Dia meminta maskapai agar memperhatikan pesawat dalam kondisi baik sebelum terbang. Lalu, memastikan kondisi kru pesawat dalam performa yang baik.

Selain itu, dia turut mengimbau AirNav untuk melakukan peringatan dini untuk beberapa kendala di luar teknis seperti adanya kawanan burung maupun cuaca dan udara.

“Karena beberapa kecelakaan ada extraordinary ada Udara, burung yang masuk ke mesin, kita juga sampaikan ke airnaf untuk early warning kalau memang ada hal-hal yang bisa kita antisipasi,” ujar Erick Thohir.

Seperti diketahui, Akhir tahun 2024 khususnya pada bulan Desember, tercatat 5 kecelakaan pesawat. Meski banyak orang yang tak percaya dengan istilah ‘akhir tahun memakan korban’, namun nyatanya di Desember penghujung tahun 2024 ini menjadi bulan yang kelam dalam sejarah penerbangan dunia.

Kecelakaan yang dialami Azerbaijan Airlines. Pesawat yang menampung 67 penumpang dan awak pesawat tersebut mengalami kecelakaan tragis saat melakukan pendaratan darurat di wilayah Kazakhstan.

Kemudian, 28 Desember 2024, Pesawat Air Canada 2259 mengalami masalah pada roda pendaratan saat hendak mendarat di Bandara Internasional Halifax Standfield.

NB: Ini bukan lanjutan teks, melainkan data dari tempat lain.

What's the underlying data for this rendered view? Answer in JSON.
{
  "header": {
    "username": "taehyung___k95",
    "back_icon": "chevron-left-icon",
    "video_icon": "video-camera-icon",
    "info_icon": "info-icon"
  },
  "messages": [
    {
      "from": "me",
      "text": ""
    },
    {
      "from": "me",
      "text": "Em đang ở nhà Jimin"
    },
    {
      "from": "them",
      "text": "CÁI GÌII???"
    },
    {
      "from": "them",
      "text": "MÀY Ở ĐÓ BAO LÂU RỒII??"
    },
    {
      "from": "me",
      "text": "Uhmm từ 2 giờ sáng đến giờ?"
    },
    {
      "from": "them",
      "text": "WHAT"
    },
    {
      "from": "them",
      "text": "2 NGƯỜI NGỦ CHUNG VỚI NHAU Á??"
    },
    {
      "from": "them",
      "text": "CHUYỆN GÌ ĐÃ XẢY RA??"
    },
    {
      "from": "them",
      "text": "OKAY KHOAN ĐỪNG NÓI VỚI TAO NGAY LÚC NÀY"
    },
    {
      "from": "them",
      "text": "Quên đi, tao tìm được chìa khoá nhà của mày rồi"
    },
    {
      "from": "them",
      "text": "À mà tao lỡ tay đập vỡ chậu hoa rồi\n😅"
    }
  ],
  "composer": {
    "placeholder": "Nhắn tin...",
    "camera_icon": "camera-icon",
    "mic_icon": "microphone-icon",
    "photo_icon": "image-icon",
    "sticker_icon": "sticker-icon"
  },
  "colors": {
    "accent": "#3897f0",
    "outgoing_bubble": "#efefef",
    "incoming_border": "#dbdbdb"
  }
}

Salah satu roda pendaratan pesawat gagal mengembang dengan sempurna.

Terakhir, Pesawat Boeing 737-800 milik Jeju Air mengalami kecelakaan di Bandara Internasional Muan, Korea Selatan. Pesawat yang terbang dari Bangkok tersebut diduga mengalami gangguan karena menabrak burung. Pesawat tersebut kemudian mendarat dengan perut dan menabrak dinding. Akibatnya, pesawat tersebut pun meledak.